REPUBLIKA.CO.ID, JAKARTA -- Ketua Dewan Pertimbangan Majelis Ulama Indonesia (MUI) Din Syamsuddin, mengaku heran dengan sikap sebagian masyarakat. Pasalnya, tidak banyak yang melihat kasus penistaan agama Basuki Tjahaja Purnama sebagai intoleransi, tapi malah menuduh sebaliknya.
"Kita sering tidak memandang kasus di Pulau Seribu itu sebagai bentuk intoleransi," kata Din usai rapat pleno Wantim MUI, Rabu (18/1).
Ia melihat, tuduhan intoleransi justru banyak dilayangkan kepada umat Islam yang menuntut keadilan, atas penistaan agama yang telah dilakukan Plt Gubenur DKI Jakarta tersebut.

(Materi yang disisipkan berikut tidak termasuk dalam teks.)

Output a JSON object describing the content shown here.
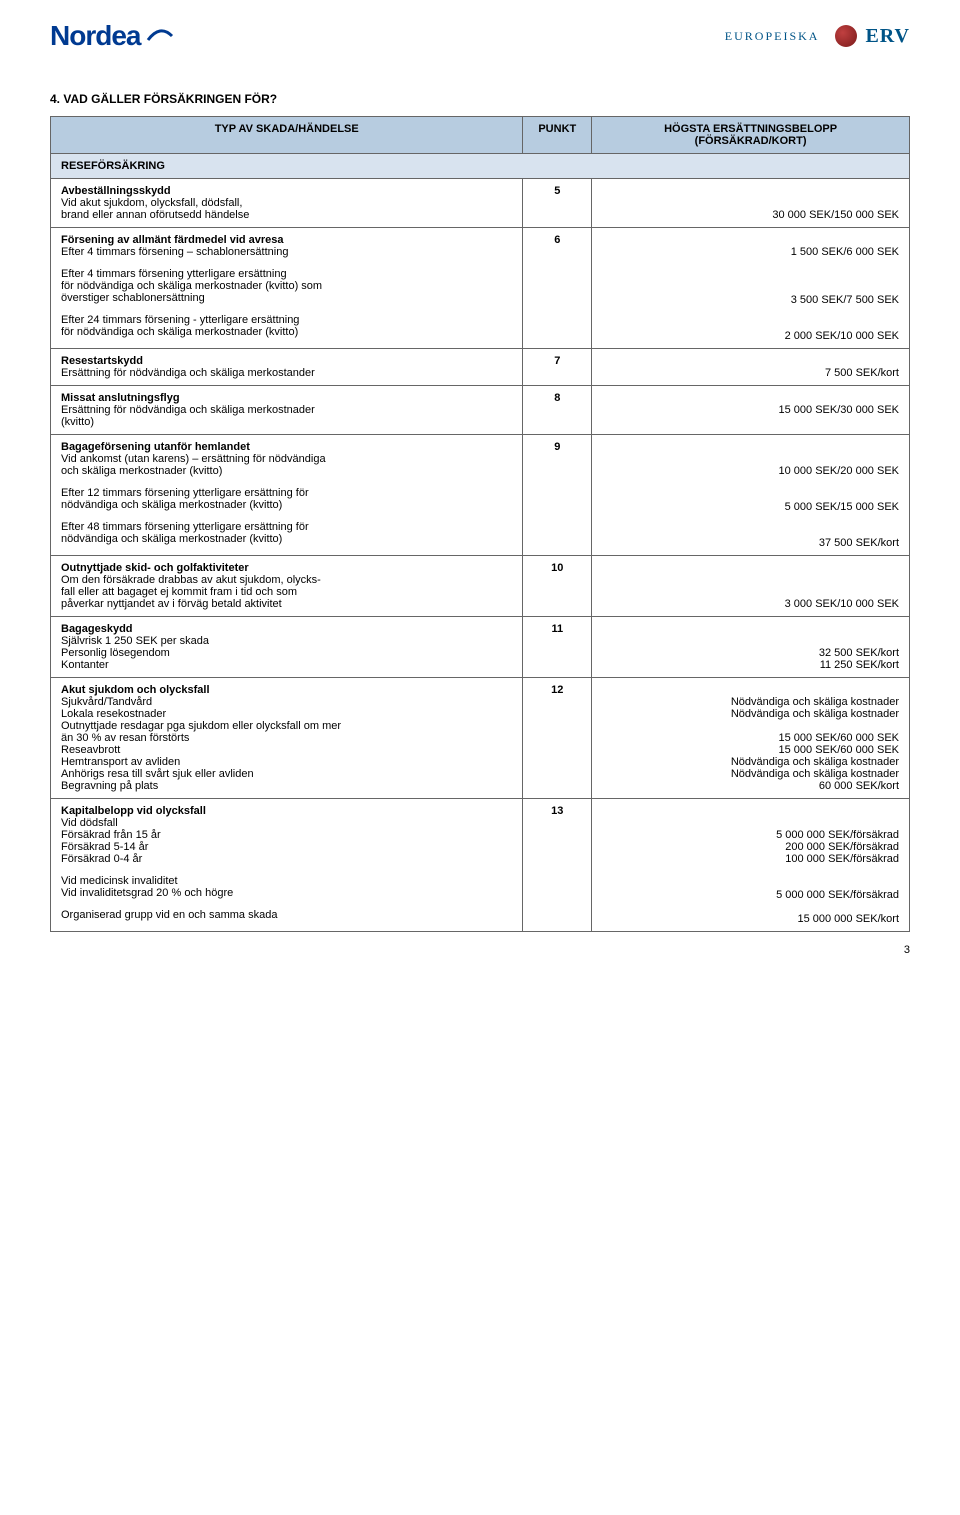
{
  "logos": {
    "nordea": "Nordea",
    "erv_small": "EUROPEISKA",
    "erv": "ERV"
  },
  "section_title": "4. VAD GÄLLER FÖRSÄKRINGEN FÖR?",
  "headers": {
    "col1": "TYP AV SKADA/HÄNDELSE",
    "col2": "PUNKT",
    "col3a": "HÖGSTA ERSÄTTNINGSBELOPP",
    "col3b": "(FÖRSÄKRAD/KORT)"
  },
  "section_row": "RESEFÖRSÄKRING",
  "rows": [
    {
      "title": "Avbeställningsskydd",
      "lines": [
        "Vid akut sjukdom, olycksfall, dödsfall,",
        "brand eller annan oförutsedd händelse"
      ],
      "punkt": "5",
      "amounts": [
        "",
        "",
        "30 000 SEK/150 000 SEK"
      ]
    },
    {
      "title": "Försening av allmänt färdmedel vid avresa",
      "lines": [
        "Efter 4 timmars försening – schablonersättning"
      ],
      "sub": [
        {
          "lines": [
            "Efter 4 timmars försening ytterligare ersättning",
            "för nödvändiga och skäliga merkostnader (kvitto) som",
            "överstiger schablonersättning"
          ]
        },
        {
          "lines": [
            "Efter 24 timmars försening - ytterligare ersättning",
            "för nödvändiga och skäliga merkostnader (kvitto)"
          ]
        }
      ],
      "punkt": "6",
      "amounts": [
        "",
        "1 500 SEK/6 000 SEK",
        "",
        "",
        "",
        "3 500 SEK/7 500 SEK",
        "",
        "",
        "2 000 SEK/10 000 SEK"
      ]
    },
    {
      "title": "Resestartskydd",
      "lines": [
        "Ersättning för nödvändiga och skäliga merkostander"
      ],
      "punkt": "7",
      "amounts": [
        "",
        "7 500 SEK/kort"
      ]
    },
    {
      "title": "Missat anslutningsflyg",
      "lines": [
        "Ersättning för nödvändiga och skäliga merkostnader",
        "(kvitto)"
      ],
      "punkt": "8",
      "amounts": [
        "",
        "15 000 SEK/30 000 SEK"
      ]
    },
    {
      "title": "Bagageförsening utanför hemlandet",
      "lines": [
        "Vid ankomst (utan karens) – ersättning för nödvändiga",
        "och skäliga merkostnader (kvitto)"
      ],
      "sub": [
        {
          "lines": [
            "Efter 12 timmars försening ytterligare ersättning för",
            "nödvändiga och skäliga merkostnader (kvitto)"
          ]
        },
        {
          "lines": [
            "Efter 48 timmars försening ytterligare ersättning för",
            "nödvändiga och skäliga merkostnader (kvitto)"
          ]
        }
      ],
      "punkt": "9",
      "amounts": [
        "",
        "",
        "10 000 SEK/20 000 SEK",
        "",
        "",
        "5 000 SEK/15 000 SEK",
        "",
        "",
        "37 500 SEK/kort"
      ]
    },
    {
      "title": "Outnyttjade skid- och golfaktiviteter",
      "lines": [
        "Om den försäkrade drabbas av akut sjukdom, olycks-",
        "fall eller att bagaget ej kommit fram i tid och som",
        "påverkar nyttjandet av i förväg betald aktivitet"
      ],
      "punkt": "10",
      "amounts": [
        "",
        "",
        "",
        "3 000 SEK/10 000 SEK"
      ]
    },
    {
      "title": "Bagageskydd",
      "lines": [
        "Självrisk 1 250 SEK per skada",
        "Personlig lösegendom",
        "Kontanter"
      ],
      "punkt": "11",
      "amounts": [
        "",
        "",
        "32 500 SEK/kort",
        "11 250 SEK/kort"
      ]
    },
    {
      "title": "Akut sjukdom och olycksfall",
      "lines": [
        "Sjukvård/Tandvård",
        "Lokala resekostnader",
        "Outnyttjade resdagar pga sjukdom eller olycksfall om mer",
        "än 30 % av resan förstörts",
        "Reseavbrott",
        "Hemtransport av avliden",
        "Anhörigs resa till svårt sjuk eller avliden",
        "Begravning på plats"
      ],
      "punkt": "12",
      "amounts": [
        "",
        "Nödvändiga och skäliga kostnader",
        "Nödvändiga och skäliga kostnader",
        "",
        "15 000 SEK/60 000 SEK",
        "15 000 SEK/60 000 SEK",
        "Nödvändiga och skäliga kostnader",
        "Nödvändiga och skäliga kostnader",
        "60 000 SEK/kort"
      ]
    },
    {
      "title": "Kapitalbelopp vid olycksfall",
      "lines": [
        "Vid dödsfall",
        "Försäkrad från 15 år",
        "Försäkrad 5-14 år",
        "Försäkrad 0-4 år"
      ],
      "sub": [
        {
          "lines": [
            "Vid medicinsk invaliditet",
            "Vid invaliditetsgrad 20 % och högre"
          ]
        },
        {
          "lines": [
            "Organiserad grupp vid en och samma skada"
          ]
        }
      ],
      "punkt": "13",
      "amounts": [
        "",
        "",
        "5 000 000 SEK/försäkrad",
        "200 000 SEK/försäkrad",
        "100 000 SEK/försäkrad",
        "",
        "",
        "5 000 000 SEK/försäkrad",
        "",
        "15 000 000 SEK/kort"
      ]
    }
  ],
  "page_number": "3"
}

Padahal, Din merasa, orang-orang yang bereaksi terhadap kasus itu sesungguhnya sedang berusaha menegaskan NKRI, tapi malah dituduh sebaliknya.
Atas ketertutupan itu, Din berpendapat, umat Islam menjadi pihak yang seolah-olah mendengungkan kekerasan, tanpa diberi kesempatan untuk menuntut keadilan. Sedangkan, mereka yang telah melakukan kekerasan verbal, termasuk media, pemodal dan aparatur negara yang membelanya tidak pernah dilabeli intoleransi.
"Tuduhan semacam itu sangat menyakitkan hati," ujar mantan Ketua Umum PP Muhammadiyah tersebut.
Din mengingatkan, umat Islam lah yang selama ini telah menjaga Bhineka Tunggal Ika, sehingga sangat tidak tepat menuduhkan anti kebhinekaan kepada umat Islam. Terlebih, belakangan semakin ramai tuduhan tidak NKRI kepada umat Islam, sedangkan umat Islam sendiri yang melahirkan NKRI.